[plt-scheme] Natural Language parsing in CS1

From: David Brooks (davidjamesbrooks at gmail.com)
Date: Tue Jun 2 04:36:25 EDT 2009

On 1 Jun 2009, at 20:22, Eli Barzilay wrote:
> On Jun  1, YC wrote:
>> The AI books that I had read before took the parsing approach,
> Yes, this was a typical example in generic AI books.

... and still is in textbooks of computational linguistics. See, for  
example, Christopher Manning and Hinrich Schütze's "Foundations of  
Statistical Natural Language Processing". Chapter 3 of the above book  
deals with symbolic parsing of the nature described by Todd.
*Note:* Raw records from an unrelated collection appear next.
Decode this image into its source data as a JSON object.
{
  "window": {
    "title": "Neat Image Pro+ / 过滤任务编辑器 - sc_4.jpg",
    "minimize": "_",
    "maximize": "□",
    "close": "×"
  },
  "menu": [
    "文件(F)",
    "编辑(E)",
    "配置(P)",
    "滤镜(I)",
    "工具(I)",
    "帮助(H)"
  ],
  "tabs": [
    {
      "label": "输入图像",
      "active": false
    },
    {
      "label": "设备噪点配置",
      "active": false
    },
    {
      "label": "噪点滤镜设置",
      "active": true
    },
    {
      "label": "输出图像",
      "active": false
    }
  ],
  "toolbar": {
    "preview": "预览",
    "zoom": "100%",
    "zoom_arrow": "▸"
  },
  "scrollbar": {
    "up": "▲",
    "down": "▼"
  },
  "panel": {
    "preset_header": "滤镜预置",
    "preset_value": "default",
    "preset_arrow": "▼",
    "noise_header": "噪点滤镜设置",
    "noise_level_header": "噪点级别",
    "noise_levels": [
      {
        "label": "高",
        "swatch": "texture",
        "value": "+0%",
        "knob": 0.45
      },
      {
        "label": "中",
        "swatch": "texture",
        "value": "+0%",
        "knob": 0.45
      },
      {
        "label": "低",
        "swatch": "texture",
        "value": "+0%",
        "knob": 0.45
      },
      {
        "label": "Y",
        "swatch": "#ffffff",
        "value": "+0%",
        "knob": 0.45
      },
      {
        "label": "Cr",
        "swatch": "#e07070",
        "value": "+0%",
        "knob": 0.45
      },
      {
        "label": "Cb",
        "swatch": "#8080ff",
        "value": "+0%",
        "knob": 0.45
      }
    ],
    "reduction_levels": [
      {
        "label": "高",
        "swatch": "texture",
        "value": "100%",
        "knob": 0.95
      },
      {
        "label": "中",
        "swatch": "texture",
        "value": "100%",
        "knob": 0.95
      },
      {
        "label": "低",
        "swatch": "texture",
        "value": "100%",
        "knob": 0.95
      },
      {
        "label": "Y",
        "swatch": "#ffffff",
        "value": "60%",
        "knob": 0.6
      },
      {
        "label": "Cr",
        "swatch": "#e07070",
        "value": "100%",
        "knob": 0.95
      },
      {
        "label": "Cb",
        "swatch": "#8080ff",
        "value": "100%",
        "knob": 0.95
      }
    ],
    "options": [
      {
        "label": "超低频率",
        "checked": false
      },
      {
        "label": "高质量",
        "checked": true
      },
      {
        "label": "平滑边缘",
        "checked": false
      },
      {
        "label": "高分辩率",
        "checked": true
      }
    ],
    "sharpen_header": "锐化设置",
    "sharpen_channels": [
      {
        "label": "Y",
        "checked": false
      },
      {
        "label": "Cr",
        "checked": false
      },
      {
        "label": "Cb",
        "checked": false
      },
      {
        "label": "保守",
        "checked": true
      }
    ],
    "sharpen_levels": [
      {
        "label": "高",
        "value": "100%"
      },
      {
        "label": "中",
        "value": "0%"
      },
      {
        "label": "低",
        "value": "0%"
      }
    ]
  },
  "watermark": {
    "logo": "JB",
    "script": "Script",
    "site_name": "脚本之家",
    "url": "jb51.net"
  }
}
I think Todd's exercise is a decent introduction to parsing, and an  
understanding of this is vital to see why strict symbolic grammar-and- 
parser approaches do not scale. I've used similar exercises in the  
past, and I believe them to be helpful. There's no harm in showing a  
broken system, because students can discover for themselves where it  
breaks down.

>> so I am not familiar with the alternative - would you happen to have
>> links or googling phrases for finding the alternatives?
> Modern NL parsers are all statistical tools.  They usually begin with
> a large corpus of human-parsed text, and learn how to parse more data.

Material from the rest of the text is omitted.